What are these problems? Some are organizational, and some are technical:

  • API not enabled for all agencies: While NextBus provides service for more than a hundred agencies, only a fraction of those agencies make their data available through the NextBus API.
  • API not standards-compliant: NextBus provides data to developers in their own custom format, rather than using the industry-standard SIRI or GTFS-realtime formats. While NextBus's API has its advantages for certain types of apps (principally simple mobile apps), for developers working on large-scale passenger information systems, and developers seeking to solve complex problems like real-time routing, there are deficiencies in the NextBus API which could be remedied by using a standardized format. In particular, NextBus makes it exceedingly difficult to get the status of an entire transit system at once. Retrieving data stop-by-stop makes sense for mobile apps, but not for transit data integration platforms like OneBusAway, which benefit from being able to update from a feed containing status updates for all of an agency's vehicles and trips.
  • Commonality of identifiers: When NextBus agencies also publish a GTFS feed containing their static route and schedule data (which they should), route, stop, and trip identifiers should match those in the NextBus data. When this is not done, it becomes onerous to use the real-time data—developers must expend additional engineering effort to map identifiers between the static and real-time data.
  • Data quality and completeness: Though the NextBus API documentation defines the data elements which developers can expect to find in the API responses, the actual availability of these data varies considerably between agencies. For example, many agencies do not include the tripTag element, which is essential for linking predictions between stops and then to the static schedule. Similarly, some agencies don't actually provide useful values for the block element. NextBus must impress upon its customers (that is, the transit agencies) the value of supplying high-quality configuration data so that the NextBus API works as intended.

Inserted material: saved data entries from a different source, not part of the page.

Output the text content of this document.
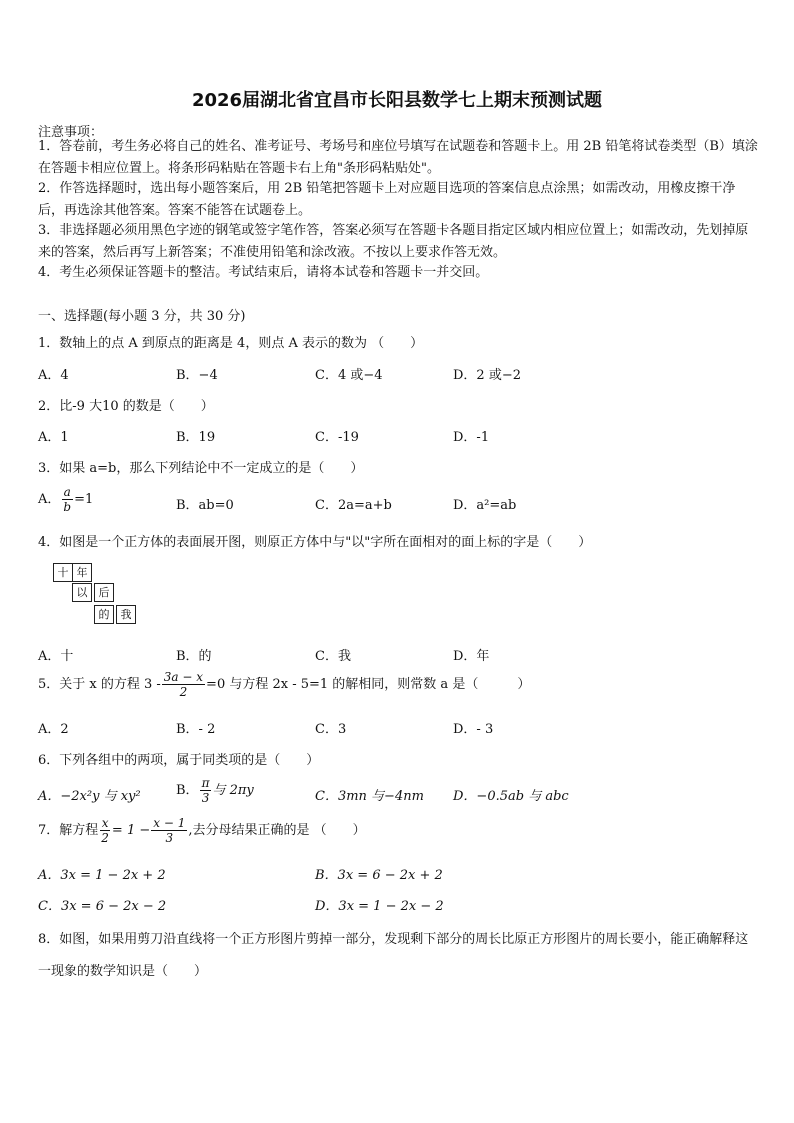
2026届湖北省宜昌市长阳县数学七上期末预测试题
注意事项：
1．答卷前，考生务必将自己的姓名、准考证号、考场号和座位号填写在试题卷和答题卡上。用 2B 铅笔将试卷类型（B）填涂在答题卡相应位置上。将条形码粘贴在答题卡右上角"条形码粘贴处"。
2．作答选择题时，选出每小题答案后，用 2B 铅笔把答题卡上对应题目选项的答案信息点涂黑；如需改动，用橡皮擦干净后，再选涂其他答案。答案不能答在试题卷上。
3．非选择题必须用黑色字迹的钢笔或签字笔作答，答案必须写在答题卡各题目指定区域内相应位置上；如需改动，先划掉原来的答案，然后再写上新答案；不准使用铅笔和涂改液。不按以上要求作答无效。
4．考生必须保证答题卡的整洁。考试结束后，请将本试卷和答题卡一并交回。
一、选择题(每小题 3 分，共 30 分)
1．数轴上的点 A 到原点的距离是 4，则点 A 表示的数为 （　　）
A．4	B．−4	C．4 或−4	D．2 或−2
2．比-9 大10 的数是（　　）
A．1	B．19	C．-19	D．-1
3．如果 a=b，那么下列结论中不一定成立的是（　　）
A． $\frac{a}{b} =1$	B．ab=0	C．2a=a+b	D．a²=ab
4．如图是一个正方体的表面展开图，则原正方体中与"以"字所在面相对的面上标的字是（　　）
十 年
以	后
的	我
A．十	B．的	C．我	D．年
5．关于 x 的方程 $3 - \frac{3a - x}{2} =0$ 与方程 2x - 5=1 的解相同，则常数 a 是（　　　）
A．2	B．- 2	C．3	D．- 3
6．下列各组中的两项，属于同类项的是（　　）
A．−2x²y 与 xy²	B． $\frac{\pi}{3}$ 与 2πy	C．3mn 与−4nm D．−0.5ab 与 abc
7．解方程 $\frac{x}{2} = 1 - \frac{x - 1}{3}$ ,去分母结果正确的是 （　　）
A．3x = 1 − 2x + 2	B．3x = 6 − 2x + 2
C．3x = 6 − 2x − 2	D．3x = 1 − 2x − 2
8．如图，如果用剪刀沿直线将一个正方形图片剪掉一部分，发现剩下部分的周长比原正方形图片的周长要小，能正确解释这一现象的数学知识是（　　）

Though the present NextBus API is far from ideal, it is possible to transform the data into standards-compliant GTFS-realtime, which can be fed into any app which uses GTFS-realtime data, but only if the feed has been configured correctly—that is, with meaningful trip IDs, identifiers which match those in the agency's GTFS feed, etc. Out of all of the agencies which use NextBus, the fraction of those agencies who have enabled the NextBus API and provided NextBus with the right configuration data for the API to be useful to the GTFS-realtime translator is frustratingly small.

NextBus can—and should—do better. Their customers, more than 100 transit agencies in North America, would all benefit from standards-compliant APIs that would allow developers to build apps that work with data produced by AVL systems from all vendors, not just one. This is the essence of open data, and it's time for NextBus to get on board.